City of Rochester Ordinance 146A prohibits illicit discharges, including grass clippings and leaves, to the stormwater system. Illicit discharges are subject to enforcement per the Ordinance. It is your responsibility to remove the clippings from the street before leaving the job site. For example, many contractors in the area use a blower to send the clippings out of the street and back onto the lawn.
It is important to also remember that leaves should be raked from the curb line and either composted onsite or bagged for disposal. The street sweeping program is intended to collect leaves that fall naturally into the street, not large leaf piles gathered from elsewhere. In fact, is illegal to place leaves in the street, on public land, or onto private property without that property owner’s consent.
Disposal options for lawn clippings and leaves:
- Bring leaves and lawn clippings to the Olmsted County Compost site. The site is located at 305 Silver Creek Road NE across from recycling center and hazardous waste facility and is open 7 days a week during daylight hours. Businesses are required to complete the Basic Solid Waste Registration form prior to disposing yard waste at the site. This is a free registration.
- Use a lawn mower to cut clippings and leaves into compost that remains on the lawn. These small pieces will drop in between grass blades where they will then decompose and fertilize the lawn.

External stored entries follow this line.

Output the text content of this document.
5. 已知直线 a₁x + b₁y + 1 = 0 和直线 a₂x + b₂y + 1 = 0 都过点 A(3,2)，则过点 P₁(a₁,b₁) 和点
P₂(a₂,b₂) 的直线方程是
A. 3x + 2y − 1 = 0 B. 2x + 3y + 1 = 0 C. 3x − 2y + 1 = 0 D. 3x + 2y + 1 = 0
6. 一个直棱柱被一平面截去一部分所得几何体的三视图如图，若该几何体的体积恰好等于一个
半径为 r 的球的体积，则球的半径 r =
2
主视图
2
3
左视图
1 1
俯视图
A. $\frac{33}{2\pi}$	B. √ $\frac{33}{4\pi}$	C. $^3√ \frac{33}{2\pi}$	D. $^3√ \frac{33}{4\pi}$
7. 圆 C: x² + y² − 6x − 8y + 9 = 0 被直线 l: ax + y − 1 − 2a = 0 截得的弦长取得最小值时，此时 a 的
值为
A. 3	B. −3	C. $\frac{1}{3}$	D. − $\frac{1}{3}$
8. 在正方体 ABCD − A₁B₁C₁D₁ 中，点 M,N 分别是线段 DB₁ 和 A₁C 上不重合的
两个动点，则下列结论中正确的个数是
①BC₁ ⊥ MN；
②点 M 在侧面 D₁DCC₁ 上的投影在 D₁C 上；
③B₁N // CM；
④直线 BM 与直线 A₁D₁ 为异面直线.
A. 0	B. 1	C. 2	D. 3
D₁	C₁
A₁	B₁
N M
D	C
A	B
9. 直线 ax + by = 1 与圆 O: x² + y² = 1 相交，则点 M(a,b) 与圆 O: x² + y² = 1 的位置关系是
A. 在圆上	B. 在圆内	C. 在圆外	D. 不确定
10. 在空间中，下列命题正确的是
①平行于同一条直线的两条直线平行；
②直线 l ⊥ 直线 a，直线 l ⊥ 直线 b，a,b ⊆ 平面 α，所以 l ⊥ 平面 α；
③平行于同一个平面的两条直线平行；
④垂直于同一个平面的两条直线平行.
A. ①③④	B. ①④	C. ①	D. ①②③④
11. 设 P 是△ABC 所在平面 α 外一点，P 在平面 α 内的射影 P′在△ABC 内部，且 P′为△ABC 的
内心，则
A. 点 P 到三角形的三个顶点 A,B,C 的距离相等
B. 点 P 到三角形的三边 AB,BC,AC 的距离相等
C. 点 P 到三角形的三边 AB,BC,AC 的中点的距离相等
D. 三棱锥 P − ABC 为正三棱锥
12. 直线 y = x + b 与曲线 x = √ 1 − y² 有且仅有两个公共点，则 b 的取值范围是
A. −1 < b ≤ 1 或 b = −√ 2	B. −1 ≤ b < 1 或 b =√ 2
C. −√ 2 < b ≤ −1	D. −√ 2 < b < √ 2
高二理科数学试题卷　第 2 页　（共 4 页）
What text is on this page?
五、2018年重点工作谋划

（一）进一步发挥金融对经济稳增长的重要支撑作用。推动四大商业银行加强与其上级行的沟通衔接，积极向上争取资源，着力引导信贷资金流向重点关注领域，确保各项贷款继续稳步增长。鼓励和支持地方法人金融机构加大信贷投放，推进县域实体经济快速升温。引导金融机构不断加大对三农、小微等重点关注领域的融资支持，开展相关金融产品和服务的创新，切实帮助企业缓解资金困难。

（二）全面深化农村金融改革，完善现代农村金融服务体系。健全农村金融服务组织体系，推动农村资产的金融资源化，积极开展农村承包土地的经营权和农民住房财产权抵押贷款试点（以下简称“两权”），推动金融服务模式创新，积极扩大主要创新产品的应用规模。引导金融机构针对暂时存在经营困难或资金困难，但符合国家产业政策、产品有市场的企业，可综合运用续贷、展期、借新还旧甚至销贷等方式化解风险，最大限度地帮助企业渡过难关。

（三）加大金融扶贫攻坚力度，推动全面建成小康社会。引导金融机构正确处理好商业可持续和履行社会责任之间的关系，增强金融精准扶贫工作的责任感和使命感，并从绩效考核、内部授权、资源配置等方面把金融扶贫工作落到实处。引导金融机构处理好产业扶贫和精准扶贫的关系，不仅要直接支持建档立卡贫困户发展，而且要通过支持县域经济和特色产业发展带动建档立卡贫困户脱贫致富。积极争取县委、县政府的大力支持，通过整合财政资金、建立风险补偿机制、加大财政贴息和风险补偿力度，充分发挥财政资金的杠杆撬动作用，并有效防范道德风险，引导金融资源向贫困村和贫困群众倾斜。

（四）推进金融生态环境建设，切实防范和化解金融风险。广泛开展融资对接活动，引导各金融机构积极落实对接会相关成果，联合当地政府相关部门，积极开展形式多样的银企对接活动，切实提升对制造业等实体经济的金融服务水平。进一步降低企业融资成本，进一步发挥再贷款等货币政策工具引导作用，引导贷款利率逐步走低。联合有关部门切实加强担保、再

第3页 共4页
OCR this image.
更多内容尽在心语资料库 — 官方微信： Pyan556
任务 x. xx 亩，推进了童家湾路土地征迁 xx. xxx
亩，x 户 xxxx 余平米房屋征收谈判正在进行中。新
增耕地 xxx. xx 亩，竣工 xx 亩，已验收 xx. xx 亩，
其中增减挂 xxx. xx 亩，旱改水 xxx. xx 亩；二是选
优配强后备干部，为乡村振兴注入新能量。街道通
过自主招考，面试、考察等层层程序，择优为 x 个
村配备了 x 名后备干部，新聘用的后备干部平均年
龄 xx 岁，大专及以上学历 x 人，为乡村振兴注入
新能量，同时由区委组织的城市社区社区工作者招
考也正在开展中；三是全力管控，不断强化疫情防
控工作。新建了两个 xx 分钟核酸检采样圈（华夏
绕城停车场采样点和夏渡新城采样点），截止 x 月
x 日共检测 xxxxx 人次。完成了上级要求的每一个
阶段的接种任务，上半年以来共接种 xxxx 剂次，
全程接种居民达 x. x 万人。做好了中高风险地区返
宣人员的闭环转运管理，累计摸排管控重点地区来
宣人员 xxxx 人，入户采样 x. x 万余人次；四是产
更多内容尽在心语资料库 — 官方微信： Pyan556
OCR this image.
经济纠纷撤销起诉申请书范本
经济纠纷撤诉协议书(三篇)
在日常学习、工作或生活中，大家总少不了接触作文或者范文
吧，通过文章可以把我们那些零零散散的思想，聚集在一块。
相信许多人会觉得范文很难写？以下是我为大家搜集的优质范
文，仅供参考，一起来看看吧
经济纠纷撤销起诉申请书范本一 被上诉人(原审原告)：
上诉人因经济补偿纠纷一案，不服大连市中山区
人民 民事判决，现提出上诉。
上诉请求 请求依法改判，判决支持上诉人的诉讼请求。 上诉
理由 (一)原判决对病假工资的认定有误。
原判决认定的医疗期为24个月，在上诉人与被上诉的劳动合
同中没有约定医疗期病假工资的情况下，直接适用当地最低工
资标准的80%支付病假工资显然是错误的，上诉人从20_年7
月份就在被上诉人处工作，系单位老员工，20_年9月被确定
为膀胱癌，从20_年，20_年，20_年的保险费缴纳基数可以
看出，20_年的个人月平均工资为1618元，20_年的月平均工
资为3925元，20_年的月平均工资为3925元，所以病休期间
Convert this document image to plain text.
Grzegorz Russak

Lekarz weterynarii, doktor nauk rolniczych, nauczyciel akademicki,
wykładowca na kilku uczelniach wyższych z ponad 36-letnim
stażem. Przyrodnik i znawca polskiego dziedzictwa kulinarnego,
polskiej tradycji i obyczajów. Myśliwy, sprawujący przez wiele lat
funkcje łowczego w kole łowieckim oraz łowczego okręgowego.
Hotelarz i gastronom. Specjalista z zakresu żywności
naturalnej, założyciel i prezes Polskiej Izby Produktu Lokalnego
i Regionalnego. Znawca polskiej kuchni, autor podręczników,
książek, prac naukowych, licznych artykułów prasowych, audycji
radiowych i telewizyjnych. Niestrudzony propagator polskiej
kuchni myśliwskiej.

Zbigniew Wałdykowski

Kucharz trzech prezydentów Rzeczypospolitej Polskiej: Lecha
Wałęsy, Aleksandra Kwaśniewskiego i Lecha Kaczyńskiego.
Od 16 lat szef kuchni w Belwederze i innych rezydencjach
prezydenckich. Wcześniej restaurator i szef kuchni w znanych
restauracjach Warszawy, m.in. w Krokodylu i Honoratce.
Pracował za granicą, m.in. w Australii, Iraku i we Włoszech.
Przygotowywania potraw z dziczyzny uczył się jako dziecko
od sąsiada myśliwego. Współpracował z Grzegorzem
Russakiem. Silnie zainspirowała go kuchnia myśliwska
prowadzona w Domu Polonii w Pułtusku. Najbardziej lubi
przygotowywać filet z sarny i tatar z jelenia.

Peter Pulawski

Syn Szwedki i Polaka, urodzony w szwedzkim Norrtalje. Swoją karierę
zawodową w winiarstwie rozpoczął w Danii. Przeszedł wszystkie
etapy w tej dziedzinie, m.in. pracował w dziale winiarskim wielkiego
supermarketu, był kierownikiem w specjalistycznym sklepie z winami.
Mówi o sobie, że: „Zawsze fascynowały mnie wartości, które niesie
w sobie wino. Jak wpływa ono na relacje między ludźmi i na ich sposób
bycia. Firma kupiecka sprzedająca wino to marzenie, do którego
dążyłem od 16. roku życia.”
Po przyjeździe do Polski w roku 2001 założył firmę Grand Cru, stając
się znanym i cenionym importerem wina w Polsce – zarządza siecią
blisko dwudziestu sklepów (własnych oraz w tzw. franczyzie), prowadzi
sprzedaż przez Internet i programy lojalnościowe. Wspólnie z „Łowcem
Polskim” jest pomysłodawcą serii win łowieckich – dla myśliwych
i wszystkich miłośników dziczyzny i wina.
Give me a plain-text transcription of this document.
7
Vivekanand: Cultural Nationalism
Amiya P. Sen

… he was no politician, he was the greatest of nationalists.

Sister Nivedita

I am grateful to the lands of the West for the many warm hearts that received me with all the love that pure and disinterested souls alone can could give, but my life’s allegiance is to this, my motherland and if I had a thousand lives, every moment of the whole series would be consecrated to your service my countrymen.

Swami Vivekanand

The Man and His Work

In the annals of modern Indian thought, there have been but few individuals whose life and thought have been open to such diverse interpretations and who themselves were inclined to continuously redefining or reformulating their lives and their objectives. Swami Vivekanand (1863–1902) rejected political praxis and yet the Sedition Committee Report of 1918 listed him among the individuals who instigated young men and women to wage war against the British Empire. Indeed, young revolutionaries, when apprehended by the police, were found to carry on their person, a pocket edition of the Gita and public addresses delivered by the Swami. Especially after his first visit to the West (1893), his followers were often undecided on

- Compost leaves and clippings. The finished compost product can be used to improve soils and provide nutrients to garden beds and potted plants.
Dogs and other pets make wonderful additions to families, but pet owners must take responsibility for their animals, especially when it comes to their pet’s waste. As a provider of supplies or services for pets, you can be a spokesperson for clean water by encouraging people to pick up their dog’s feces.
The presence of pet waste in stormwater runoff has many negative implications on water quality. Dog waste contains many different types of bacteria that can spread disease to humans and other animals. Roundworms, Escherichia coli bacteria, and Giardia are just a few of the many harmful microorganisms that can be transmitted from pet waste to humans. Pet waste also contains nutrients that encourage aquatic weed and algae growth, some of which can be toxic to people and pets. Decomposition of excess plant growth can result in reduced oxygen levels in the water, which negatively affects fish and other aquatic organisms.
In addition, not picking up after your pet is a violation of Rochester City Ordinance 106A.09. Pet waste is one of the many small sources of pollution that add up to a big problem for water quality. Fortunately, the solution is simple and safe: pet owners should pick up after their pets and encourage others to do the same.